The results are extremely promising, and Amgen, the company who produces the drug, has already submitted it for approval for both the U.S. Food and Drug Administration and the European Medicines Agency. If approved, it could become available for use as early as next year.
Virotherapy involves genetic modification to reprogram viruses to attack cancer cells instead of healthy cells. The modified virus also stimulates an immune response from the body, which helps to further eliminate the invading cancer from the body. The concept of using viruses to treat cancer has been around since the early 1950s, when doctors began to notice that cancer patients who had also contracted viral infections or who had been recently vaccinated were showing slight signs of improvement.
Unfortunately, past studies on virotherapy usually involved patients contracting the very virus which was meant to save their lives. However, today thanks to modern technology, scientists can genetically modify viruses so that they no longer pose a threat to healthy tissue.

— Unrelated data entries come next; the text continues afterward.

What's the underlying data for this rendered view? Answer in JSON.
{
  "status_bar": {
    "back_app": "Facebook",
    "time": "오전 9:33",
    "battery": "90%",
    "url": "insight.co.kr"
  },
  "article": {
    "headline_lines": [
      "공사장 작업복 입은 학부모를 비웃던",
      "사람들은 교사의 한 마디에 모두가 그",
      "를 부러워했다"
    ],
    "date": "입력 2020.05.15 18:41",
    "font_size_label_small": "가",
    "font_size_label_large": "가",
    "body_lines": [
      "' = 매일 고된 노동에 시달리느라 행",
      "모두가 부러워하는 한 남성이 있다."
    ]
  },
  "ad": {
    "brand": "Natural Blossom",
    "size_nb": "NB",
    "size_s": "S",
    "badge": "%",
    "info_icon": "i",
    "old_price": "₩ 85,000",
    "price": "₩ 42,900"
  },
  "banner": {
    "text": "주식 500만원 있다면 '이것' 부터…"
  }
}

In recent projects involving virotherapy, the measles virus has been used to treat a form of blood cancer and the polio virus has been used to treat brain cancer. Even the deadly HIV has been explored for its potential use as a cancer treatment. However, this specific re-engineering of the herpes virus marks the first positive phase 3 trial results for a cancer virotherapy.
Normally, the herpes virus infects healthy cells and may cause outbreaks of sores on the mouth and genitals, but the genetically modified T-VEC virus has been programmed to infect cancer cells rather than healthy cells. Once inside the cancer cells, herpes multiplies until the cells burst open. This causes the virus to spill into the surrounding area, thus triggering an immune reaction.
For reasons still unclear, the modified virus treatment is also able to attack secondary tumors scattered throughout the body: “It’s like an unmasking of the cancer,” Harrington said. “The patient’s immune system wakes up and attacks the cancer cells wherever they are in the body.”
The study may signal a shift from the traditional chemotherapy-based cancer treatment, which can kill both cancerous and healthy cells toward a more viral-based technique capable of precisely targeting the cancer while leaving the rest of the body intact.
“We may normally think of viruses as the enemies of mankind, but it’s their very ability to specifically infect and kill human cells that can make them such promising cancer treatments,” explained Paul Workman, chief executive of the Institute of Cancer Research.